As ocorrências aconteceram em uma propriedade da montadora, em Santana do Araguaia, no Pará. A saída da Volkswagen das negociações ocorreu no final de março. As violações foram levadas em 2019 ao MPT pelo padre Ricardo Rezende, que integrou a Comissão Pastoral da Terra naquela região quando os casos ocorreram.

Segundo apurou a Agência Brasil, os depoimentos colhidos na ação dão conta de que trabalhadores viviam no local em situação degradante de trabalho, submetidos à violência e a violações de direitos humanos. 

As investigações demonstraram que tais violações incluíam falta de tratamento médico nos casos de malária, impedimento de saída da fazenda em razão de vigilância armada ou de dívidas contraídas – o que caracterizaria servidão por dívidas –, alojamentos em locais insalubres, sem acesso à água potável e com alimentação precária.

Segundo o procurador do trabalho responsável pelo caso, Rafael Garcia, “conseguimos levantar vários documentos e depoimentos de trabalhadores da época que foram escravizados e que comprovam que durante as décadas de 70 e 80, naquela fazenda, conhecida como fazenda Volkswagen, na atividade de desmate e da constituição de pasto foram utilizados centenas de trabalhadores, todos eles numa condição semelhante à de escravos”. Ele ressaltou que a fazenda foi dada à Volkswagen pela ditadura militar e que foi desmatada ali uma área correspondente ao município de São Bernardo do Campo.

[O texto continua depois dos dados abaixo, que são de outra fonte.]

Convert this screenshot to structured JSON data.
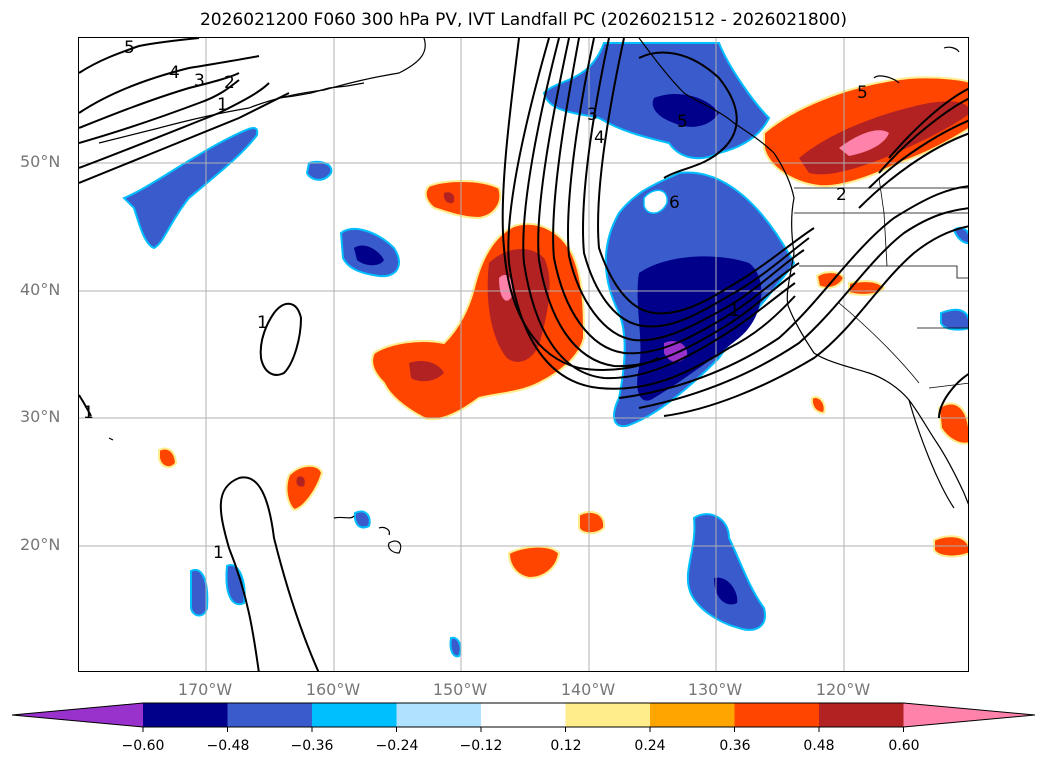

Ainda de acordo com o depoimento do procurador à Agência Brasil, os trabalhadores viviam sob vigilância armada de pistoleiros e eram “submetidos a tortura física e psicológica porque dormiam ao relento em barracões improvisados sem qualquer tipo de assistência médica e muitos adoeciam de malária. Os trabalhadores contam que as tentativas de fuga eram castigadas por esses pistoleiros, e inclusive há trabalhadores que foram mortos, segundo relatos dos trabalhadores, dentro da fazenda”, relatou o procurador. 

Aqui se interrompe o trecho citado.